Personne ne pouvait espérer devenir philosophe, s'il ne se disposait pas tout d'abord à remettre en question les évidences plates du monde de la vie dans lesquelles il avait vécu jusque-là. Il lui fallait tout d'abord se défaire de l'existence dans ce qu'elle a de plus quotidien pour accéder ensuite à la vie philosophique elle-même. En un sens, la philosophie se définissait par ce qu'elle n'était pas, et le monde de la vie représentait cette non philosophie qu'elle dépréciait continuellement et voulait dépasser[1]. Ne comprenant pas vraiment la logique du monde quotidien, elle l'a tout simplement dévalorisée sous la forme d'une doxa relative et subjective, et a cherché à promouvoir à la place une manière authentique de comprendre le monde d'un point de vue théorique, toujours selon le regard neuf de l'homme extra-quotidien. Ce faisant, la vie quotidienne est apparue comme ce dont il fallait absolument se méfier (et se défier), étant toujours prête à confondre le penseur et à embrouiller son esprit.

Bruce Bégout, La découverte du quotidien [2005], Paris, Allia, 2010, p. 30-31.

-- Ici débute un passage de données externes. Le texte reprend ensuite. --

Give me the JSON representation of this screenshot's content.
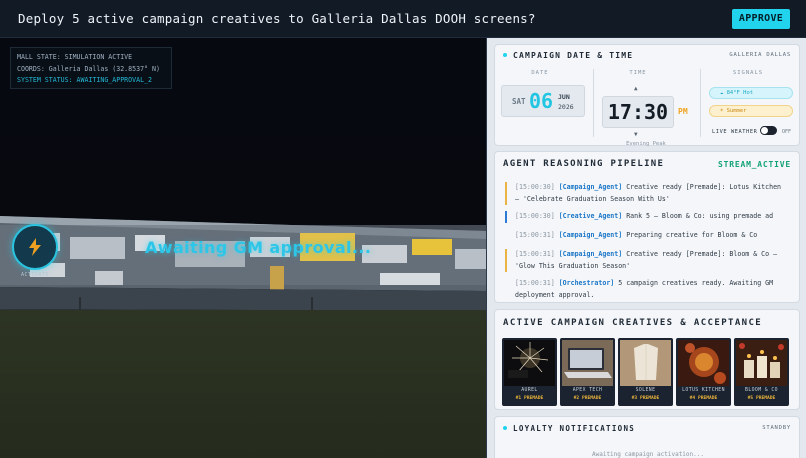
{
  "header": {
    "title": "Deploy 5 active campaign creatives to Galleria Dallas DOOH screens?",
    "approve_label": "APPROVE"
  },
  "scene": {
    "status_lines": [
      "MALL STATE: SIMULATION ACTIVE",
      "COORDS: Galleria Dallas (32.8537° N)",
      "SYSTEM STATUS: AWAITING_APPROVAL_2"
    ],
    "overlay_text": "Awaiting GM approval...",
    "activate_label": "ACTIVATE"
  },
  "datetime": {
    "title": "CAMPAIGN DATE & TIME",
    "location": "GALLERIA DALLAS",
    "date_label": "DATE",
    "time_label": "TIME",
    "signals_label": "SIGNALS",
    "dow": "SAT",
    "day": "06",
    "month": "JUN",
    "year": "2026",
    "time": "17:30",
    "ampm": "PM",
    "period": "Evening Peak",
    "signals": [
      "84°F Hot",
      "Summer"
    ],
    "live_weather_label": "LIVE WEATHER",
    "toggle_state": "OFF"
  },
  "pipeline": {
    "title": "AGENT REASONING PIPELINE",
    "status": "STREAM_ACTIVE",
    "entries": [
      {
        "ts": "[15:00:30]",
        "agent": "[Campaign_Agent]",
        "msg": "Creative ready [Premade]: Lotus Kitchen — 'Celebrate Graduation Season With Us'",
        "accent": "yellow"
      },
      {
        "ts": "[15:00:30]",
        "agent": "[Creative_Agent]",
        "msg": "Rank 5 — Bloom & Co: using premade ad",
        "accent": "blue"
      },
      {
        "ts": "[15:00:31]",
        "agent": "[Campaign_Agent]",
        "msg": "Preparing creative for Bloom & Co",
        "accent": "none"
      },
      {
        "ts": "[15:00:31]",
        "agent": "[Campaign_Agent]",
        "msg": "Creative ready [Premade]: Bloom & Co — 'Glow This Graduation Season'",
        "accent": "yellow"
      },
      {
        "ts": "[15:00:31]",
        "agent": "[Orchestrator]",
        "msg": "5 campaign creatives ready. Awaiting GM deployment approval.",
        "accent": "none"
      }
    ]
  },
  "creatives": {
    "title": "ACTIVE CAMPAIGN CREATIVES & ACCEPTANCE",
    "items": [
      {
        "name": "AUREL",
        "rank": "#1 PREMADE"
      },
      {
        "name": "APEX TECH",
        "rank": "#2 PREMADE"
      },
      {
        "name": "SOLENE",
        "rank": "#3 PREMADE"
      },
      {
        "name": "LOTUS KITCHEN",
        "rank": "#4 PREMADE"
      },
      {
        "name": "BLOOM & CO",
        "rank": "#5 PREMADE"
      }
    ]
  },
  "loyalty": {
    "title": "LOYALTY NOTIFICATIONS",
    "status": "STANDBY",
    "empty_text": "Awaiting campaign activation..."
  },
  "colors": {
    "accent": "#22d3ee",
    "stream": "#14a374",
    "premade": "#e8b23b"
  }
}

[1] Le monde de la vie rendait à la philosophie la monnaie de sa pièce, en retournant son mépris, sous la forme paradigmatique de l'ironie de la servante de Thrace se moquant du philosophe Thalès, tombé dans un puits, alors qu'il observait, au cours de sa promenade nocturne, les étoiles. Cf. Platon, Théétète, 174a. (…) Il faut donc voir que la méfiance comme l'incompréhension sont réciproques ; de même que la philosophie déprécie la vie quotidienne, de même la vie quotidienne ne tient pas en haute estime le travail philosophique, y soupçonnant une theoria coupée de toute réalité et de toute réalisation pratique.